Saudi Arabia, one of the world’s most repressive countries, called for the UN to make sure that gay rights stay off the table entirely.
The Saudi government is protesting a target under the section of health and well-being, which states: “By 2030, ensure universal access to sexual and reproductive health-care services, including for family planning, information and education, and the integration of reproductive health into national strategies and programmes.”
The regime is worried that this reference to sexual rights could include rights for gay people.
The Saudi Foreign Minister Adel Al-Jubeir told told the UN General Assembly that “mentioning sex in the text, to us, means exactly male and female. Mentioning family means consisting of a married man and woman,”
He stated that Saudi Arabia, where homosexuality is illegal and the punishment for same-sex relations can be extremely harsh, had the right not to follow any agenda that runs “counter to Islamic law.”

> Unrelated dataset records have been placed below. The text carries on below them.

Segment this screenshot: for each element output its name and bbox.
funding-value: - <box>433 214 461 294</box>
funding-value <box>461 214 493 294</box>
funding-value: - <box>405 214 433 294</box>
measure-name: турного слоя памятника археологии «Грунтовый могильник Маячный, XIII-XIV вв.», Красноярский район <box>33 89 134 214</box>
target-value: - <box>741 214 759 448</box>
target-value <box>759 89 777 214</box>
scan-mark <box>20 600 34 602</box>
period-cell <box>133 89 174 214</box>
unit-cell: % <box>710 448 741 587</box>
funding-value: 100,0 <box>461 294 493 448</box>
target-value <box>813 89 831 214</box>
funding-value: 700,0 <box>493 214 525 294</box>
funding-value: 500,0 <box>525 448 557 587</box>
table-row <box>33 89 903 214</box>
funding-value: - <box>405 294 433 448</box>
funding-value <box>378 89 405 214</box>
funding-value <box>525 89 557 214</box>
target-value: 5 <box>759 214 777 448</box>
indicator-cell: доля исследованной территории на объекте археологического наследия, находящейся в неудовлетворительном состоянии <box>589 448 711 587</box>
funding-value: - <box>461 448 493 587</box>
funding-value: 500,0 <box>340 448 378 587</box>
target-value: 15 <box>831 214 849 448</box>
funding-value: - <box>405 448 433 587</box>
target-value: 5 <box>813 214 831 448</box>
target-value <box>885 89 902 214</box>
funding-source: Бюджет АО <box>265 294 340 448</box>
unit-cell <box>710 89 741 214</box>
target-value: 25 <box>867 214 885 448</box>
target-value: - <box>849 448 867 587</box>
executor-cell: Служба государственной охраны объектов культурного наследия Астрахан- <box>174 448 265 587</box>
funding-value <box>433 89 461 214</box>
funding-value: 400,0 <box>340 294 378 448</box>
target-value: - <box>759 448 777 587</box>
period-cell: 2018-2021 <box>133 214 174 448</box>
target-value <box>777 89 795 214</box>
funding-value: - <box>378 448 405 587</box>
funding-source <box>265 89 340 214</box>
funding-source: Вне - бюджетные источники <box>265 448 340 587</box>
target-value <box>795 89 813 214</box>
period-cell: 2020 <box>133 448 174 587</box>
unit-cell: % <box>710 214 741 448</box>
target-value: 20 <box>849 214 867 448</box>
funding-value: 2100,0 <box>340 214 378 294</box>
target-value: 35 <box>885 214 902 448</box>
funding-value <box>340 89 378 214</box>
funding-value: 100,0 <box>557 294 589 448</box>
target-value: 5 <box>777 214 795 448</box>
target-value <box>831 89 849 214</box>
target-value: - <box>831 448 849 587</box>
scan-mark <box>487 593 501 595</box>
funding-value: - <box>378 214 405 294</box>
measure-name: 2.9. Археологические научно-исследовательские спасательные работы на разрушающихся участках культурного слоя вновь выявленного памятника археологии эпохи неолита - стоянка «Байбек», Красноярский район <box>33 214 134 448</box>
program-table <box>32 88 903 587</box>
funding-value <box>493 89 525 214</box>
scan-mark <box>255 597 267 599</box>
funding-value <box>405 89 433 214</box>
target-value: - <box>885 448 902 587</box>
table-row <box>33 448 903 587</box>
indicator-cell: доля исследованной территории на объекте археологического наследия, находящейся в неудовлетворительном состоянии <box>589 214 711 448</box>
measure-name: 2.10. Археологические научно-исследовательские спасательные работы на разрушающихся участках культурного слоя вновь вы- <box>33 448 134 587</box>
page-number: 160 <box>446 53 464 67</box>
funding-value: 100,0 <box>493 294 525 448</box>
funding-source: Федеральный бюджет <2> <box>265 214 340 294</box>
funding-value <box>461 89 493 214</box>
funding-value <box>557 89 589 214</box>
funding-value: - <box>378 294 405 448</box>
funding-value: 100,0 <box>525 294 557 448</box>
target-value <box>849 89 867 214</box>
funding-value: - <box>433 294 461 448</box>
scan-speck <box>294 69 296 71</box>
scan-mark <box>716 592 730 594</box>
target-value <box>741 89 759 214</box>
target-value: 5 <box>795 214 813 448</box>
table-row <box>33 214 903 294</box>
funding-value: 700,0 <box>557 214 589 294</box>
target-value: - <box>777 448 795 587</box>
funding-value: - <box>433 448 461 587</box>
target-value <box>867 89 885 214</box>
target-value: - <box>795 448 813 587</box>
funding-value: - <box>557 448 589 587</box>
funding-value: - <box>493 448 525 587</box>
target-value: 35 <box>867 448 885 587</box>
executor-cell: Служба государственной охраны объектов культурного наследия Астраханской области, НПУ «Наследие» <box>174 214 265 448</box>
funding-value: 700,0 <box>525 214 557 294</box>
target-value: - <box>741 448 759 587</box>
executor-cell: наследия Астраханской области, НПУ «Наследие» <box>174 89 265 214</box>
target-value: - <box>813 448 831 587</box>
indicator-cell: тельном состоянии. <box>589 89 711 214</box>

The UN’s Global Goals are a set of targets covering a range of issues – from clean water and food for all, to reducing emissions to sustainable
The goals separately pledge to ensure that “human rights and fundamental freedoms are enjoyed by all, without discrimination on grounds of race, ethnicity, colour, sex, age, language, religion, culture, migration status, political or other opinion, national or social origin, economic situation, birth, disability or other status.”
It also pledges to “end all forms of discrimination against all women and girls everywhere” – but LGBT rights fails to be mentioned.
The UN has come under pressure recently for appointing Saudi Arabia, one of the world’s most repressive and homophobic countries, the chair a UN panel on human rights.
Last month, the United Nations Security Council held its first ever meeting on gay rights to discuss the terrorist group Islamic State’s persecution of sexual minorities.